地獄に咲く花
今日は三連休の最終日らしい。本当なら、僕もそのはずだったのだけど。なぜか土曜も日曜も、持ち帰ったノートPCに向き合っていた。働き方改革。残業時間を減らそう。むなしい言葉だ。どこかで誰かが割を食ってるだけ。
さすがに嫌気が差してきて、半ば衝動的に、写真を撮りに行くと決めた。そう言えば、彼岸花の咲く頃じゃないか。時刻はまだ朝の6時。行ける――
そんなわけで電車を乗り継いで、彼岸花の群生地までやってきた。けれど無情にも、そこには曇天が広がっていた。写真を始めてから、僕は曇り空が嫌いになった。何を撮ってもぼんやりしてしまうから。
しばらく粘ってみたけれど、一向に晴れ間は見えなかった。まるで人生。ろくなことがない。
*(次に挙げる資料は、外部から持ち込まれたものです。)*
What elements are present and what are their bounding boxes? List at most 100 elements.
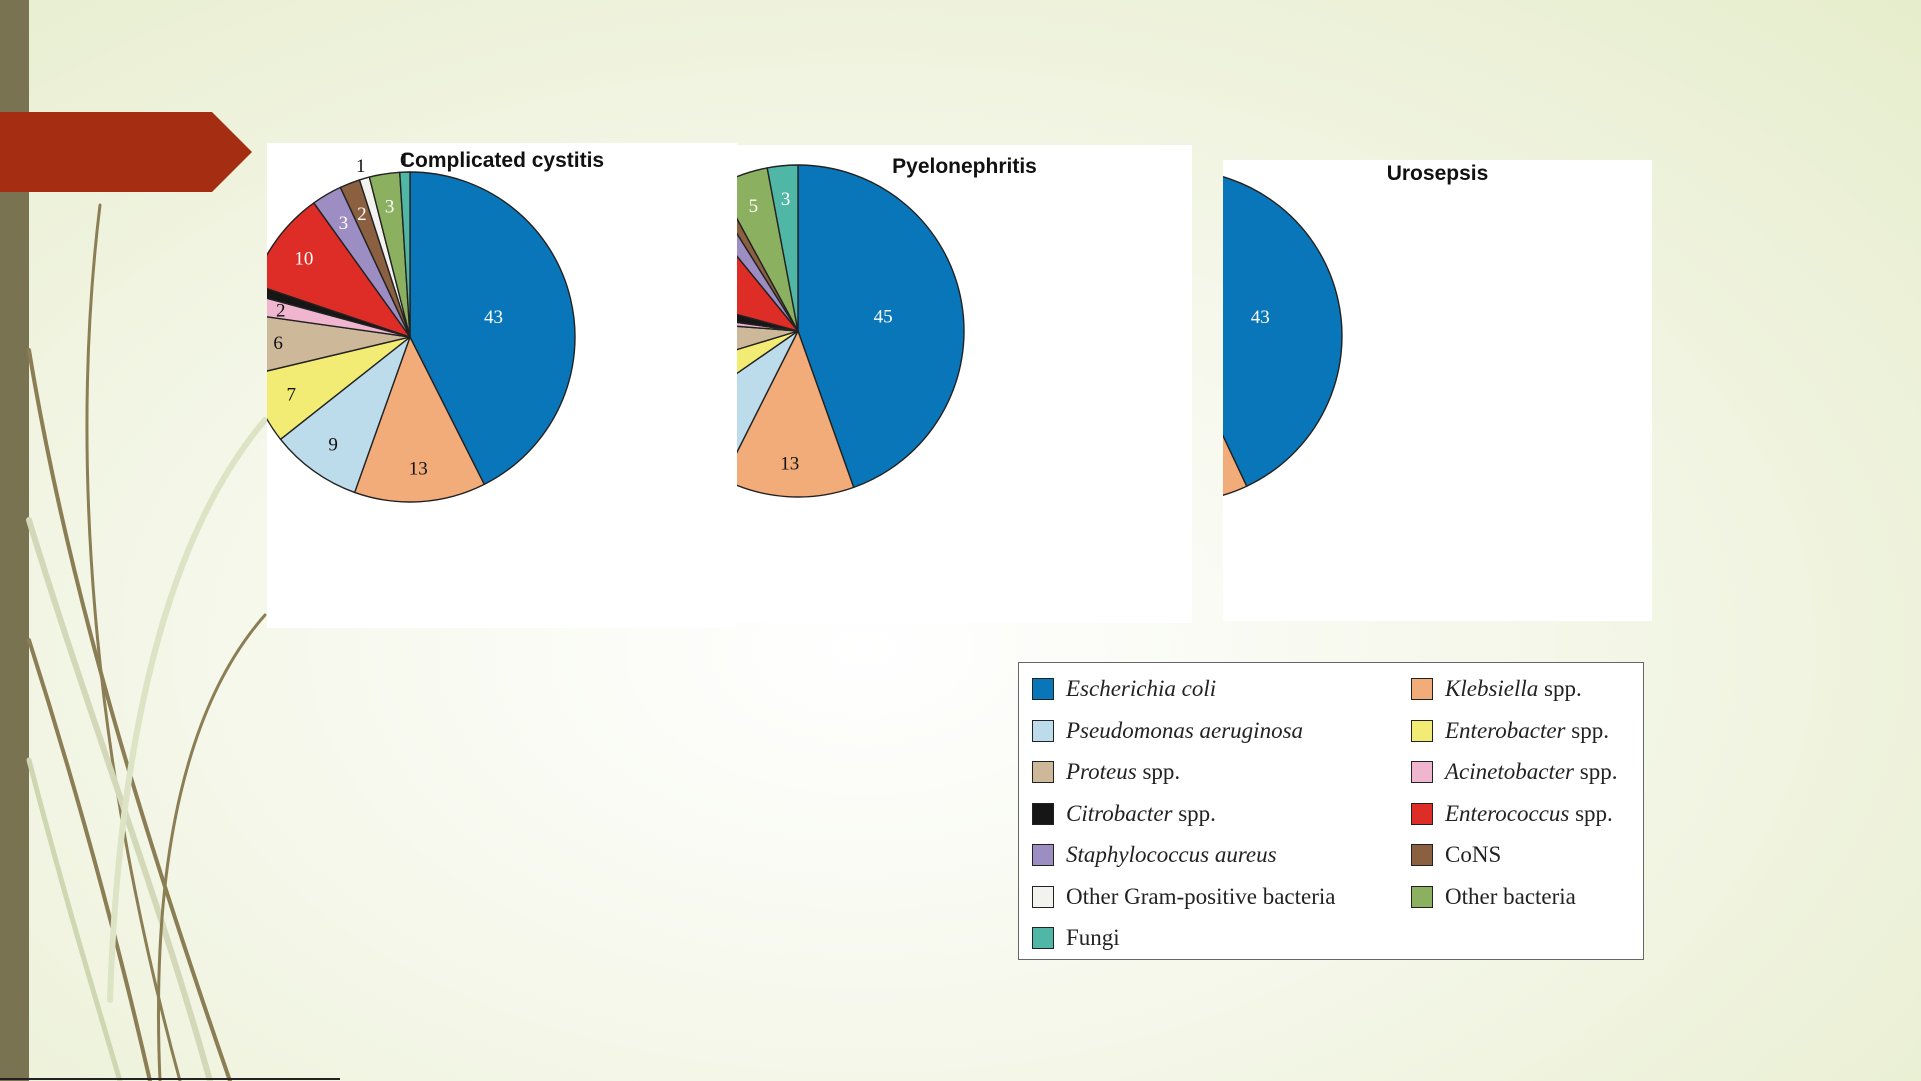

そんなことを思いながら、僕は公園をあとにした。
途中、すれ違う観光客の会話が耳に入ってきた
「――彼岸花って『地獄に咲く花』なんだって」
「どうして?」
「お彼岸の時期に咲くし、毒があるから――」
地獄に咲く花か。間違ってはいないな。なぜってここが地獄なんだから。
なんてことを思っていると、急に空が晴れた。今までの曇りが嘘みたいに。
神様っているのかも。急に信心深くなってきたところに、更なる幸運が。なんと蝶まで舞い降りたのだ。
ツイてないときは悲観的になるものだけど。捨てる神あれば拾う神あり。いいことだって、あるのかもしれない。そんな話。